What the hell does this have to do with anything? Well… it does sort of help explain my misconceptions of pirates and piracy in general. I, a relatively unpopular and lowly pizza boy saw this Johnny Depp look-a-like crushing it. And I should add a fun loving and mischievous, Jack Sparrow cosplayer that was melting the hearts of moms the world over while everyone else swooned.
As I sat there changing our fryer baskets I glared at the local star. As people gathered around him I thought to myself:
“Probably never sailed a day in your life, you fraud!”
But neither had I AND there is absolutely no sailing going on in the deceptively titled, Pirates: Legend of the Black Buccaneer.
In fact, if you missed the five minute video at the beginning of the game you probably would have no clue this is a game based on pirates at all. There is no sailing, or drinking rum or singing songs. All you do is shoot monkeys in the face and fall to your death.
The story’s premise is sort of cool, if not a bit confusing. During the height of the slave trade – there was a slave ship on its way to a Spanish Outpost that found itself ravaged in the storms of the Bermuda Triangle. Where as legend will have it the legendary slave, La Borgne commanded a slave army that waged war on the nearby Spanish Outpost. They destroyed all that was in their way because well.. they were understandably pissed off. The Outpost was deserted and in nautical lore the island was considered cursed and dangerous but also of course, a terminal for lost treasures and riches beyond your wildest dreams.
At last, hearing nothing from the outpost for quite a while the Spanish Crown sends its most decorated captain out to learn the fate of the doomed ship. The revered explorer, Dominic Roberto De La Cruz (shout out to my friend, Filipa 🤗) As legend would have it De La Cruz would land on the island and battle La Borgne and her army of slaves but the outcome of this struggle is lost to the sands of time and De La Cruz was never heard from again.
Here is where you enter – as Francis Blade. A nobody rogue who finds himself as the sole survivor of a ship wreck marooned on La Borgne Island. It is here where apes and orangutans attack you for no reason whatsoever and you’ll spend hours upon hours swearing at your television as the game’s inconsistent and slippery controls fail you over and over again.
There is an interesting element (one that I don’t like and I don’t really think it makes a ton of sense) but after a little bit of gameplay you come across an Amulet. An amulet that gives you the power to morph into the “Black Buccaneer”. Whom confusingly looks like a mix between Baron Samedi and the Hulk.
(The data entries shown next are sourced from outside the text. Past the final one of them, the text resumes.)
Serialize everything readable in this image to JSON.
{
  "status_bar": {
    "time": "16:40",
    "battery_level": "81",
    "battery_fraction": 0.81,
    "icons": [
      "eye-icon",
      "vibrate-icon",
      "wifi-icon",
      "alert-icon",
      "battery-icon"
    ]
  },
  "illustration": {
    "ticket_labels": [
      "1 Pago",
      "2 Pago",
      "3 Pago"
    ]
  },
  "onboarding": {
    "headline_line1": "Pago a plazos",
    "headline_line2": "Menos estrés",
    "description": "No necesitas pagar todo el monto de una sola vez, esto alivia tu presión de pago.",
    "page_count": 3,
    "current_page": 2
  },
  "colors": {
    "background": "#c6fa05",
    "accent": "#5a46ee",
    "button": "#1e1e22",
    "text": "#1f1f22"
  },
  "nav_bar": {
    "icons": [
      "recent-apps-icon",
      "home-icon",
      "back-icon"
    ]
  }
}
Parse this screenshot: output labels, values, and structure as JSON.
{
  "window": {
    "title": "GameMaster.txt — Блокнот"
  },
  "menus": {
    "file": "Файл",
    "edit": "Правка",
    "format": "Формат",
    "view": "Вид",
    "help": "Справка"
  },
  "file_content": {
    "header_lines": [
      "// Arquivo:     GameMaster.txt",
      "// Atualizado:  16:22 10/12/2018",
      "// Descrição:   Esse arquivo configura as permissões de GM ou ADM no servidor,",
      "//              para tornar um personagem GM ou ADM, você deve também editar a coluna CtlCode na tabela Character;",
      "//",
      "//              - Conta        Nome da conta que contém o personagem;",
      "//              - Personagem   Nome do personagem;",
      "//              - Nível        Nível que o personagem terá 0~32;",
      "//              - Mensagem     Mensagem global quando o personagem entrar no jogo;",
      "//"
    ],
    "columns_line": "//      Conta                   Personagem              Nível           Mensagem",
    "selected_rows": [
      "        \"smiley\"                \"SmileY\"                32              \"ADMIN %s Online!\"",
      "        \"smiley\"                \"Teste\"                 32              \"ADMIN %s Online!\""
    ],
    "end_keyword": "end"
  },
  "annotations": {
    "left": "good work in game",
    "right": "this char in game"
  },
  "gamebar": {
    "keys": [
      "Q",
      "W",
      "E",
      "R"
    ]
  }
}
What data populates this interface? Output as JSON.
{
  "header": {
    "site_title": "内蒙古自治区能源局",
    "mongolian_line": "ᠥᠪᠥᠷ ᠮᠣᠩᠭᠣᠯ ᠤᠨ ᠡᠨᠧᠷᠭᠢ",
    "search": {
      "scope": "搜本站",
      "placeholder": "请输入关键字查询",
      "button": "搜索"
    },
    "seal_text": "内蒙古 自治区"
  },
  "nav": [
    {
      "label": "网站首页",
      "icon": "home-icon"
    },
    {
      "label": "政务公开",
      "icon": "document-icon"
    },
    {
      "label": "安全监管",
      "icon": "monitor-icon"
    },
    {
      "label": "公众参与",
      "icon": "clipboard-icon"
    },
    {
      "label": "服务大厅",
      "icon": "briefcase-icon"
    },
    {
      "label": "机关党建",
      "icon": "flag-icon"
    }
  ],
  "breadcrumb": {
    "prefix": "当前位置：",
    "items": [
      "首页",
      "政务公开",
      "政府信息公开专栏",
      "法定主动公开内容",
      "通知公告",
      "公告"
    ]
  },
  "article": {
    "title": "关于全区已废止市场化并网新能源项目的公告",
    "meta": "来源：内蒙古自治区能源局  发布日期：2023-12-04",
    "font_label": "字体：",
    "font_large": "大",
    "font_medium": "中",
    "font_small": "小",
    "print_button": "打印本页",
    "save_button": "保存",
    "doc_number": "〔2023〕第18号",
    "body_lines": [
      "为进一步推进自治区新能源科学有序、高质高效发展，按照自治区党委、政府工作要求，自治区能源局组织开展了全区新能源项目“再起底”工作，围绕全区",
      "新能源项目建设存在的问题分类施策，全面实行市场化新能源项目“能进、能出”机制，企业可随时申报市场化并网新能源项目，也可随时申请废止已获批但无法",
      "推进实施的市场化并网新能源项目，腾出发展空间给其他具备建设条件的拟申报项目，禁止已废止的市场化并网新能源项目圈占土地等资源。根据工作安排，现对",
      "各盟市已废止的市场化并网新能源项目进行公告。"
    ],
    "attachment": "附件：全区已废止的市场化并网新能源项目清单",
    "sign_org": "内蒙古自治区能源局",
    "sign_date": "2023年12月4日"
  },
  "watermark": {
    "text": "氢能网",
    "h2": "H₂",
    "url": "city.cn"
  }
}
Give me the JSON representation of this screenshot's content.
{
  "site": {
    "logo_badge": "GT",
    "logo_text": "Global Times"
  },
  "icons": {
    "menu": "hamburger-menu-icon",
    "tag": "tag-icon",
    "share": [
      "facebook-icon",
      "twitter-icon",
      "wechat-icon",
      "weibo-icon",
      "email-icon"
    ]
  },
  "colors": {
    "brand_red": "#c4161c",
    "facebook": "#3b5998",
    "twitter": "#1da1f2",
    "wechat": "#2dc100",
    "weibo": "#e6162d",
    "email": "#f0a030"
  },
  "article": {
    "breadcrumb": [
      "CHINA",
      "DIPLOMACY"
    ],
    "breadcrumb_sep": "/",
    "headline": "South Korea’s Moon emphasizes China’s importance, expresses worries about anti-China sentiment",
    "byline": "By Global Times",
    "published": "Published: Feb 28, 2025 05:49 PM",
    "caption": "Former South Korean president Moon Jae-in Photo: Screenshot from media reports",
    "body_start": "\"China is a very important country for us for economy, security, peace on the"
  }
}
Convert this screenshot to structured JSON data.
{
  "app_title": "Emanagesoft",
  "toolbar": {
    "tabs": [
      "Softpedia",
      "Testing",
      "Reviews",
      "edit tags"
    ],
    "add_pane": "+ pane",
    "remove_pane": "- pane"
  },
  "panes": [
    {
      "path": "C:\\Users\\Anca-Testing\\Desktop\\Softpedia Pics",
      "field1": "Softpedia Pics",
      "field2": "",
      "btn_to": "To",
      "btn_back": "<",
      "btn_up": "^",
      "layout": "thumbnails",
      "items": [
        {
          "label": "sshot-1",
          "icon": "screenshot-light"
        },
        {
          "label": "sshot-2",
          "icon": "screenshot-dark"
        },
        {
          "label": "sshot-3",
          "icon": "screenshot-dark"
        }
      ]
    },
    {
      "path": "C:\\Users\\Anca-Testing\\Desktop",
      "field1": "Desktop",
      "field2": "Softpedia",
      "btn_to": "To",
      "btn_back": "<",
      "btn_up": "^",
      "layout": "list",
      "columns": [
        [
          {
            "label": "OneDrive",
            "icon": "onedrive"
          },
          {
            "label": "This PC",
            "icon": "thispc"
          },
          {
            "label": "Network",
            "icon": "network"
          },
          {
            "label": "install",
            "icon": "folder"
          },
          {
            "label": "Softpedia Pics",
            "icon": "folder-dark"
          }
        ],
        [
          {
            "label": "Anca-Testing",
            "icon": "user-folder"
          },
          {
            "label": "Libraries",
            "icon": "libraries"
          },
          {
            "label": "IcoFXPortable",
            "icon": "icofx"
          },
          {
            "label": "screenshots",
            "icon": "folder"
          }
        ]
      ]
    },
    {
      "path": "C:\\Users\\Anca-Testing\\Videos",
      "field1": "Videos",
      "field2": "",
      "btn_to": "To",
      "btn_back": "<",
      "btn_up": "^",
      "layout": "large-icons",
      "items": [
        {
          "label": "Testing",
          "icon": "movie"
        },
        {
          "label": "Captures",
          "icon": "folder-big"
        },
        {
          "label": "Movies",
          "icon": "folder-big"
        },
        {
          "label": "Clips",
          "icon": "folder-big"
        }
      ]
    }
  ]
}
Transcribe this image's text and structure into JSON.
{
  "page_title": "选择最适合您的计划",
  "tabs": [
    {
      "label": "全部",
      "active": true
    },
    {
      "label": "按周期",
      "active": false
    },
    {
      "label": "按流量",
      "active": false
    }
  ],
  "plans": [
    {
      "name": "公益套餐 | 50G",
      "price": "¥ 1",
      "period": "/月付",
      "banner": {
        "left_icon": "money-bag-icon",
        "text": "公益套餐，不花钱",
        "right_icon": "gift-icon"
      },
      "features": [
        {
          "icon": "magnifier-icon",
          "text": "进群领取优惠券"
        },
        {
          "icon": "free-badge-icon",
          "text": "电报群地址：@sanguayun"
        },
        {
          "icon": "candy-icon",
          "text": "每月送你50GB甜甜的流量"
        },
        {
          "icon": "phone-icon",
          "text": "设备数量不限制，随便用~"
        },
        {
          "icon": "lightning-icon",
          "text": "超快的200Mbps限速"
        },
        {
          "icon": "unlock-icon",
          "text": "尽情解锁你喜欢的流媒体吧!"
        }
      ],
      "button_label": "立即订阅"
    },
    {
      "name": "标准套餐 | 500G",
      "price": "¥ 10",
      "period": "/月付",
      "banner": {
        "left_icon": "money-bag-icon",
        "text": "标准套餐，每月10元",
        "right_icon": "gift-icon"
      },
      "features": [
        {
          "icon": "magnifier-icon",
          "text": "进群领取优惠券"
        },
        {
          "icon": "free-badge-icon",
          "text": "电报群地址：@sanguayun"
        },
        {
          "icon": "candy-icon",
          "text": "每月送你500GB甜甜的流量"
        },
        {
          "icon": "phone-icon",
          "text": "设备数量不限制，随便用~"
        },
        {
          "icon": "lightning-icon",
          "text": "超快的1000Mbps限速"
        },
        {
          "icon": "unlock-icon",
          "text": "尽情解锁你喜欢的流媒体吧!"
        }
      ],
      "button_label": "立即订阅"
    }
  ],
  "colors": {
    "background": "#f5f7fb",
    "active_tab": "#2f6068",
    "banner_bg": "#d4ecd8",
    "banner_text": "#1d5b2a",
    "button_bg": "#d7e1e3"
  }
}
The artwork on the old screens are very heavy with the Baron Samedi aesthetic as well without any real mention of Haiti or Voodoo culture whatsoever.
One could argue that it’s not necessarily the developer and writer’s jobs to spoon feed the gamer every single detail but it sort of seems like a missed opportunity when you’re dealing with subject matter as fascinating as Baron Samedi and Haitian culture as a whole.
I like the idea of an escaped slave raging against her colonial captors through the use of brute force and black magic but why not run with it? It feels like a decent idea that was never fully realized. Which is basically the entire story of this game.
If they would have just tightened up the controls and upped the story a little bit you could have had a memorable adventure but instead they ended up with confusing plot accompanied by infuriating controls.